Punny Captions: Witty Wordplay in Image Descriptions
This addresses the challenge of creating engaging and humorous content for image captioning, though it is incremental as it builds on existing captioning methods.
The paper tackled the problem of generating witty image descriptions using puns, developing retrieval and neural network approaches that showed substantial improvements over baselines in human studies, with the model's descriptions sometimes rated slightly wittier than human-written ones under similar constraints.

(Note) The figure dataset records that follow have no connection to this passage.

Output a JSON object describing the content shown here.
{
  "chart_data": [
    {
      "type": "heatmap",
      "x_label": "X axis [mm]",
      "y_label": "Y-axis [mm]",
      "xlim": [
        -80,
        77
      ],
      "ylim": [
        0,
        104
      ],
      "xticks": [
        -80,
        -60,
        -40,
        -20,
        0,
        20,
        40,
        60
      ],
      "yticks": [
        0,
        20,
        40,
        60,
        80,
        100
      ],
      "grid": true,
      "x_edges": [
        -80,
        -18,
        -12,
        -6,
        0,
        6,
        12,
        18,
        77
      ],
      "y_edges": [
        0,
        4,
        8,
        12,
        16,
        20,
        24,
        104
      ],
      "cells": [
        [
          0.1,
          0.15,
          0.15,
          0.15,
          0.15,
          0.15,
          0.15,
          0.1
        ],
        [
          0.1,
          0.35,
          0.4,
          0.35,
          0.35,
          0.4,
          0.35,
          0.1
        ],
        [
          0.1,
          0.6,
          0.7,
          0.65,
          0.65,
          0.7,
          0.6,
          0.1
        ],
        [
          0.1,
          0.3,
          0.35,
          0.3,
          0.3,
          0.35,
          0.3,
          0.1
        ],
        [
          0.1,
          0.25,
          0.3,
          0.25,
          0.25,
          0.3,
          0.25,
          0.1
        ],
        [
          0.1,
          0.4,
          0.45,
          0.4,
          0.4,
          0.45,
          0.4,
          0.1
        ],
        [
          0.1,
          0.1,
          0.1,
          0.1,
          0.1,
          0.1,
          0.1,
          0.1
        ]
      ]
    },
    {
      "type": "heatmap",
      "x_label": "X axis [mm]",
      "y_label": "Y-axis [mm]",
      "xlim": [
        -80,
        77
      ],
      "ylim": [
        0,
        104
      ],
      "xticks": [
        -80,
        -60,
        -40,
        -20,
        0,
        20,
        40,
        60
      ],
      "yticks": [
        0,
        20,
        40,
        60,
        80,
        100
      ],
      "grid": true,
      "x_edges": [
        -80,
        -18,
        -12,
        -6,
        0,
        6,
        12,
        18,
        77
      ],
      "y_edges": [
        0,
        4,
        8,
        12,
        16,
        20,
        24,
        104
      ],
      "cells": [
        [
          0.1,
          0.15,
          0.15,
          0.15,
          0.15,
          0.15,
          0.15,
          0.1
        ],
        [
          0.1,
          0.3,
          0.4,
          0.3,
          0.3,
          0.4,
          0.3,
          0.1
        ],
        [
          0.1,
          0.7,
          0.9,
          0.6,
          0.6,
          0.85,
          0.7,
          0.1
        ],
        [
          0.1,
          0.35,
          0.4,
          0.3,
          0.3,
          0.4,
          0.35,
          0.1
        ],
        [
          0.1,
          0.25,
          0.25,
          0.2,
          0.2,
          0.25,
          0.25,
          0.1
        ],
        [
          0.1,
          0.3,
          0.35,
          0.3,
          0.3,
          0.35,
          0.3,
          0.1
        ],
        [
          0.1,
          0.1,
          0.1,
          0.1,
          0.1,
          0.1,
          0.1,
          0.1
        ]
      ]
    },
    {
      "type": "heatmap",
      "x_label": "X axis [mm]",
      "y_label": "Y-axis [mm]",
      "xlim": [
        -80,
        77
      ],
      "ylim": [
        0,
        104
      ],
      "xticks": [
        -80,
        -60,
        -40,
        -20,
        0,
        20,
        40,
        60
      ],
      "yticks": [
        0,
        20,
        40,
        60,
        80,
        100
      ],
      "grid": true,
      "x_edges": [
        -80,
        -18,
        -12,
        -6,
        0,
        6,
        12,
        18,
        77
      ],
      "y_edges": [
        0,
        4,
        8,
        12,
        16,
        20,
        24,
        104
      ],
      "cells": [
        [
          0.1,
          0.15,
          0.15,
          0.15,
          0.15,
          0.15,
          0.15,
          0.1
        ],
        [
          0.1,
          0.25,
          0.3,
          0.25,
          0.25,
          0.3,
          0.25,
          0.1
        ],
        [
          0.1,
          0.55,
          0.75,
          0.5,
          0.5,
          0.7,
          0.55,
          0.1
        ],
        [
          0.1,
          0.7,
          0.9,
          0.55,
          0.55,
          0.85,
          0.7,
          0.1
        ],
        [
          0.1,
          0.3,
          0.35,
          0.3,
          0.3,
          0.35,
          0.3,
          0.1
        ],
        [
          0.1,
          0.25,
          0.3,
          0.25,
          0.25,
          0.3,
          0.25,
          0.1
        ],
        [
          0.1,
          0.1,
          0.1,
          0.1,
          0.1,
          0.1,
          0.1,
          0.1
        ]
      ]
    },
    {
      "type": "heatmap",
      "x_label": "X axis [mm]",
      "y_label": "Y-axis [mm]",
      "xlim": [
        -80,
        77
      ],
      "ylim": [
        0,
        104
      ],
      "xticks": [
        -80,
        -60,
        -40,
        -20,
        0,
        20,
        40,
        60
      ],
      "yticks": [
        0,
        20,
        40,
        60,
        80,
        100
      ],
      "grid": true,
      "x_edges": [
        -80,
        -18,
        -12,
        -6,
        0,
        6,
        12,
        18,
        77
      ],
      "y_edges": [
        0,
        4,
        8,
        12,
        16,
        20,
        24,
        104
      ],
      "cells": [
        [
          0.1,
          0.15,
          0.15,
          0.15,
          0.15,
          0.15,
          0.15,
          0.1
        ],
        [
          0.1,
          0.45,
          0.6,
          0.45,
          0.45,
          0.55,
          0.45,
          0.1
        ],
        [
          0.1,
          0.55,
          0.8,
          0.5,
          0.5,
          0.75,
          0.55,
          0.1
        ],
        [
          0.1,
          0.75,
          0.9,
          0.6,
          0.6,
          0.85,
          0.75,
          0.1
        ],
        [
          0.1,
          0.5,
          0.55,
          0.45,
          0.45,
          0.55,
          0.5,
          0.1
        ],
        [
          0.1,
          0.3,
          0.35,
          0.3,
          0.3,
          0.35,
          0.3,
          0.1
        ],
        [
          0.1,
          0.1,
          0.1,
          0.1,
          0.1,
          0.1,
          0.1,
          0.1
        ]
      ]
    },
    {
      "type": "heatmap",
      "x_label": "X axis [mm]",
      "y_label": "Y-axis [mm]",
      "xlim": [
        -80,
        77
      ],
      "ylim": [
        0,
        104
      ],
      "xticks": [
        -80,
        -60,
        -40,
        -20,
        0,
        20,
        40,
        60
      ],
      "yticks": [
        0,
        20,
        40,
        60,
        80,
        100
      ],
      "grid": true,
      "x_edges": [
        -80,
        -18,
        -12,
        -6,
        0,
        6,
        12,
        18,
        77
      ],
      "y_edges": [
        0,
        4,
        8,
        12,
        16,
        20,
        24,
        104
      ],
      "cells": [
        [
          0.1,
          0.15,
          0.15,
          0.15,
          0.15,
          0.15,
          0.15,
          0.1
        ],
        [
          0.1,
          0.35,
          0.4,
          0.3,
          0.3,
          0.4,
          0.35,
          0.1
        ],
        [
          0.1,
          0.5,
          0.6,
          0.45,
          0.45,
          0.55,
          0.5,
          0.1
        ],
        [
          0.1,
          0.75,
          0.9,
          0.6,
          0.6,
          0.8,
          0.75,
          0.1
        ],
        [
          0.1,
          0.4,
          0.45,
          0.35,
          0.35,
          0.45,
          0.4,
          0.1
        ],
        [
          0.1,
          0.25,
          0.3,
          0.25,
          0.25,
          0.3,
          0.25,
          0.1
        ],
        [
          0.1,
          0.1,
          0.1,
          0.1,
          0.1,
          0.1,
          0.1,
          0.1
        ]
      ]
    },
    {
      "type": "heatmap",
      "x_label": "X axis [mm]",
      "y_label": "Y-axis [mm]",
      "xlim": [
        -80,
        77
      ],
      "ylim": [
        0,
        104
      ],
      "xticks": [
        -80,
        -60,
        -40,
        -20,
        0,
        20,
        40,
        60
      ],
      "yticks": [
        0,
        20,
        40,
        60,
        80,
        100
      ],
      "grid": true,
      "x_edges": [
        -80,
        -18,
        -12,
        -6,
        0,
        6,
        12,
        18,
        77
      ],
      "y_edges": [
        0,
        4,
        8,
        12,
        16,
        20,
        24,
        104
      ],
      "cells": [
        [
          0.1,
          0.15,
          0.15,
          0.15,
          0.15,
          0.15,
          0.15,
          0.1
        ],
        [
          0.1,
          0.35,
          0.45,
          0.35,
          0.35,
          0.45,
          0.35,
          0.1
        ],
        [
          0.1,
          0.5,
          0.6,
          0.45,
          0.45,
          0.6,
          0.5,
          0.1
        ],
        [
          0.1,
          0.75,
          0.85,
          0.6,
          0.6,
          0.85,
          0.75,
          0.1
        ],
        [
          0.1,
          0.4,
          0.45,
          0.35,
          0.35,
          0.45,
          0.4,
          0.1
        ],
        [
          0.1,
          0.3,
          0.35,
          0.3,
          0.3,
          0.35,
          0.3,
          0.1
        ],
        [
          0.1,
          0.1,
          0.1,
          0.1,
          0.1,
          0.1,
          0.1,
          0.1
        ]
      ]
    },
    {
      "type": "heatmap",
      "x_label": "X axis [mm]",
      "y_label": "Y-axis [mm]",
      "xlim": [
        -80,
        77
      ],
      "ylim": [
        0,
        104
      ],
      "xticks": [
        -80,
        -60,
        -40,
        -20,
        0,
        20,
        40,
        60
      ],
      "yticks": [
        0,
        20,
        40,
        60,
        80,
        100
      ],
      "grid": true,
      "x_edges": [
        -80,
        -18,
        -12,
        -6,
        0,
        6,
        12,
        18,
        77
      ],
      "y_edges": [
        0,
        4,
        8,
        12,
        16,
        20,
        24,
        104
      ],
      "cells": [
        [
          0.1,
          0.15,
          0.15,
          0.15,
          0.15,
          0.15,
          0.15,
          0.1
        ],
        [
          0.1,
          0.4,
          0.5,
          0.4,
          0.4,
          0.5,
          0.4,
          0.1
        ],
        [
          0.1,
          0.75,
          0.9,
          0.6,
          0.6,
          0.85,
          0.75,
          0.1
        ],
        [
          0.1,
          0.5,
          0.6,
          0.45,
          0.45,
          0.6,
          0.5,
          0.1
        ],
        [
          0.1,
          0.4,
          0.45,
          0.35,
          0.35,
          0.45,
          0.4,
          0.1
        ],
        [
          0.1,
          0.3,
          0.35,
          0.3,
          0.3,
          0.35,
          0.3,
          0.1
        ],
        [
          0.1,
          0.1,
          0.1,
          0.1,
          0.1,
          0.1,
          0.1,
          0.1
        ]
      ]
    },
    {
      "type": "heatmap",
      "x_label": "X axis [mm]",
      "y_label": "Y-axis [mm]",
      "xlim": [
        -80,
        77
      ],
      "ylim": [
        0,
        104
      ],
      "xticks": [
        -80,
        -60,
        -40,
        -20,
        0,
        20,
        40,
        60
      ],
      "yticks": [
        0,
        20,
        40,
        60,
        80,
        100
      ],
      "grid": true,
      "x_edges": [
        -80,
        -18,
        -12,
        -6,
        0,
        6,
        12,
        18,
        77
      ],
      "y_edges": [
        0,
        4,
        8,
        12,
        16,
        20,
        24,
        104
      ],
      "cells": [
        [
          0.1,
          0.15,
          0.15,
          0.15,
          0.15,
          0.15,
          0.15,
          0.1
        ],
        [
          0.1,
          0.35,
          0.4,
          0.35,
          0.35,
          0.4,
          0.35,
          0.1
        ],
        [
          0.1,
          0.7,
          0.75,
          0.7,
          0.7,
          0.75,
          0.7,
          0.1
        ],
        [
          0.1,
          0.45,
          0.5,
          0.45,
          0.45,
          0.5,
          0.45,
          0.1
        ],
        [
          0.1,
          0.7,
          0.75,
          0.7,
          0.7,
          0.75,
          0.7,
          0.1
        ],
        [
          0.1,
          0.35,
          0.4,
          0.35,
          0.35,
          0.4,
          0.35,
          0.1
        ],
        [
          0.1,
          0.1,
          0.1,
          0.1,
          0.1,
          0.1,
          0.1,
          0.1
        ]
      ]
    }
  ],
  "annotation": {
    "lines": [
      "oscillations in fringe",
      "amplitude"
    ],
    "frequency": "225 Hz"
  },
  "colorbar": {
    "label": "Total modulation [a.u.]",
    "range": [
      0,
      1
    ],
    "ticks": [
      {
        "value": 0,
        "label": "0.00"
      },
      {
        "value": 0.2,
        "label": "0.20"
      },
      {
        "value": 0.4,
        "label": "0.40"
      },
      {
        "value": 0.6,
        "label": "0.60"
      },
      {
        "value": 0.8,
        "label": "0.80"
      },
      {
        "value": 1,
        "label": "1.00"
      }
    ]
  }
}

Wit is a form of rich interaction that is often grounded in a specific situation (e.g., a comment in response to an event). In this work, we attempt to build computational models that can produce witty descriptions for a given image. Inspired by a cognitive account of humor appreciation, we employ linguistic wordplay, specifically puns, in image descriptions. We develop two approaches which involve retrieving witty descriptions for a given image from a large corpus of sentences, or generating them via an encoder-decoder neural network architecture. We compare our approach against meaningful baseline approaches via human studies and show substantial improvements. We find that when a human is subject to similar constraints as the model regarding word usage and style, people vote the image descriptions generated by our model to be slightly wittier than human-written witty descriptions. Unsurprisingly, humans are almost always wittier than the model when they are free to choose the vocabulary, style, etc.